Brexit: what is the Northern Ireland row about?

Rules designed to prevent a border on the island of Ireland have tarnished UK-EU relations and raised the prospect of a trade war

Just six months into Brexit and relations between Brussels and London have hit a new low with veiled threats of trade wars from the EU if the UK does not comply with an agreement Boris Johnson signed over Northern Ireland almost 18 months ago.

What is the row about?

Ostensibly it is about an upcoming ban on sausages and other chilled meats such as minced beef being exported from Great Britain to Northern Ireland.

Both territories are part of the UK single market and before Brexit this was never an issue.

But under Brexit rules designed to prevent a border on the island of Ireland, Northern Ireland observes EU rules on agrifood standards. EU rules prohibit chilled meats coming into the wider single market from non-EU countries such as China for health reasons and from 30 June this rule is due to apply in Northern Ireland.

The UK’s environment secretary, George Eustice, described the “outright ban” as “bonkers”.

Did the UK sign up to this?

Yes. In December both sides agreed to this with the detailed list of prohibited and restricted meats set out in a unilateral declaration by the UK that spelled out the new rules for chilled meats.

Are there not wider issues at play?

Yes, but food is the most difficult issue to solve with both sides digging in. The UK accuses the EU of being inflexible over rules designed for other parts of the world and the EU accuses the UK of failing to implement other parts of the protocol including the building of border posts and giving the EU access to live data on goods entering Northern Ireland which would enable it to properly examine the risks involved.

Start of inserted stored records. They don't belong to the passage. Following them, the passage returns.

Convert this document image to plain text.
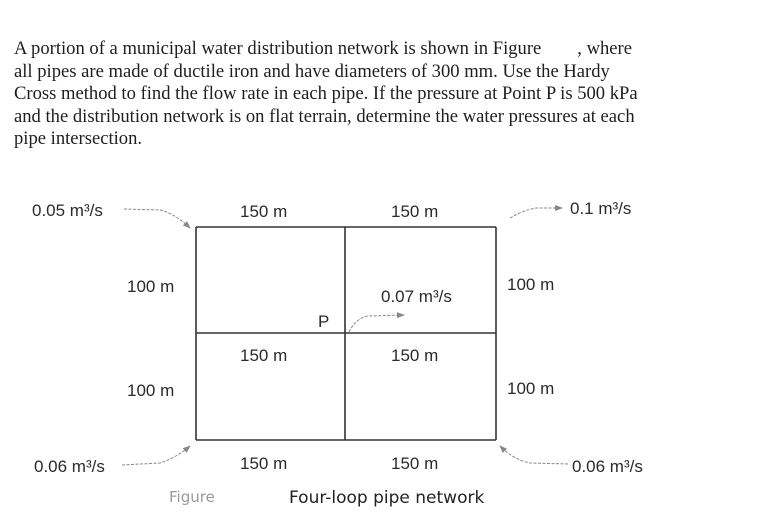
A portion of a municipal water distribution network is shown in Figure , where
all pipes are made of ductile iron and have diameters of 300 mm. Use the Hardy
Cross method to find the flow rate in each pipe. If the pressure at Point P is 500 kPa
and the distribution network is on flat terrain, determine the water pressures at each
pipe intersection.
0.05 m³/s	0.1 m³/s
0.06 m³/s	0.06 m³/s
0.07 m³/s
P
150 m	150 m
150 m	150 m
150 m	150 m
100 m
100 m
100 m
100 m
Figure	Four-loop pipe network
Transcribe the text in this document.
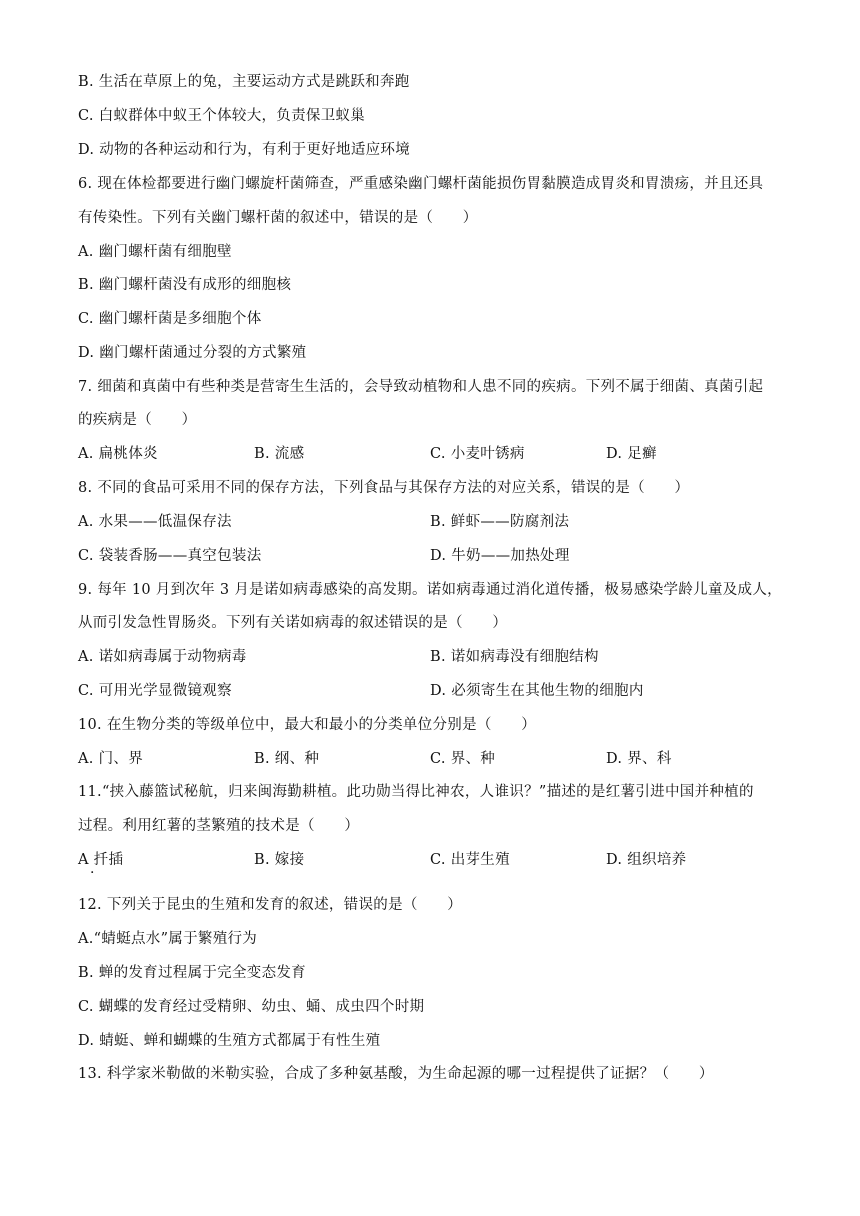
B. 生活在草原上的兔，主要运动方式是跳跃和奔跑
C. 白蚁群体中蚁王个体较大，负责保卫蚁巢
D. 动物的各种运动和行为，有利于更好地适应环境
6. 现在体检都要进行幽门螺旋杆菌筛查，严重感染幽门螺杆菌能损伤胃黏膜造成胃炎和胃溃疡，并且还具
有传染性。下列有关幽门螺杆菌的叙述中，错误的是（　　）
A. 幽门螺杆菌有细胞壁
B. 幽门螺杆菌没有成形的细胞核
C. 幽门螺杆菌是多细胞个体
D. 幽门螺杆菌通过分裂的方式繁殖
7. 细菌和真菌中有些种类是营寄生生活的，会导致动植物和人患不同的疾病。下列不属于细菌、真菌引起
的疾病是（　　）
A. 扁桃体炎	B. 流感	C. 小麦叶锈病	D. 足癣
8. 不同的食品可采用不同的保存方法，下列食品与其保存方法的对应关系，错误的是（　　）
A. 水果——低温保存法	B. 鲜虾——防腐剂法
C. 袋装香肠——真空包装法	D. 牛奶——加热处理
9. 每年 10 月到次年 3 月是诺如病毒感染的高发期。诺如病毒通过消化道传播，极易感染学龄儿童及成人，
从而引发急性胃肠炎。下列有关诺如病毒的叙述错误的是（　　）
A. 诺如病毒属于动物病毒	B. 诺如病毒没有细胞结构
C. 可用光学显微镜观察	D. 必须寄生在其他生物的细胞内
10. 在生物分类的等级单位中，最大和最小的分类单位分别是（　　）
A. 门、界	B. 纲、种	C. 界、种	D. 界、科
11.“挟入藤篮试秘航，归来闽海勤耕植。此功勋当得比神农，人谁识？”描述的是红薯引进中国并种植的
过程。利用红薯的茎繁殖的技术是（　　）
A 扦插
·
B. 嫁接	C. 出芽生殖	D. 组织培养
12. 下列关于昆虫的生殖和发育的叙述，错误的是（　　）
A.“蜻蜓点水”属于繁殖行为
B. 蝉的发育过程属于完全变态发育
C. 蝴蝶的发育经过受精卵、幼虫、蛹、成虫四个时期
D. 蜻蜓、蝉和蝴蝶的生殖方式都属于有性生殖
13. 科学家米勒做的米勒实验，合成了多种氨基酸，为生命起源的哪一过程提供了证据？（　　）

About 30 contentious points are being discussed by London and Brussels after the real-life impact of Brexit in Northern Ireland emerged, including the trade of cancer medicines and potted plants transiting from Great Britain. The EU has said it is working hard to sort out the medicines issue and agreement is expected on seven or eight issues including the sale of second-hand cars, free movement for guide dogs and pedigree livestock.

What are the London talks about?

The Brexit minister, Lord Frost, and a European Commission vice-president, Maroš Šefčovič, are having four hours of talks on Wednesday but there is a little chance of a breakthrough to calm the waters. Just two hours have been devoted to the issue of Northern Ireland and EU citizens with input from delegates from 27 member states. “This was never going to be the forum for solutions,” said one Northern Ireland observer.

Is there a backup plan?

Politico on Wednesday reported that EU officials and diplomats had floated the idea of checking all goods coming from the island of Ireland into the rest of the single market. Such a plan, if confirmed, would mean throwing Ireland under a bus so is unlikely to be a runner. However, it will fuel the UK’s position that the EU is prioritising the single market over peace in Northern Ireland.

Can it be solved?

Both sides have been making heavy weather out of the dispute, adding to growing frustration among Northern Ireland businesses who have pleaded with politicians to end the blame game and come up with practical solutions.

“This a new situation, that requires new thinking and new solutions,” said Aodhán Connolly, director of the Northern Ireland Retail Consortium.

The EU has suggested a temporary food standards or veterinary agreement would do away with 80% of the checks but the UK said has ruled out any deal that would involve the UK following EU rules even for a period of a few years as it fears this would hinder its trade negotiations elsewhere.

Ireland and the EU will be hoping the US president, Joe Biden, will apply pressure on Boris Johnson when they meet in Cornwall at the G7 summit.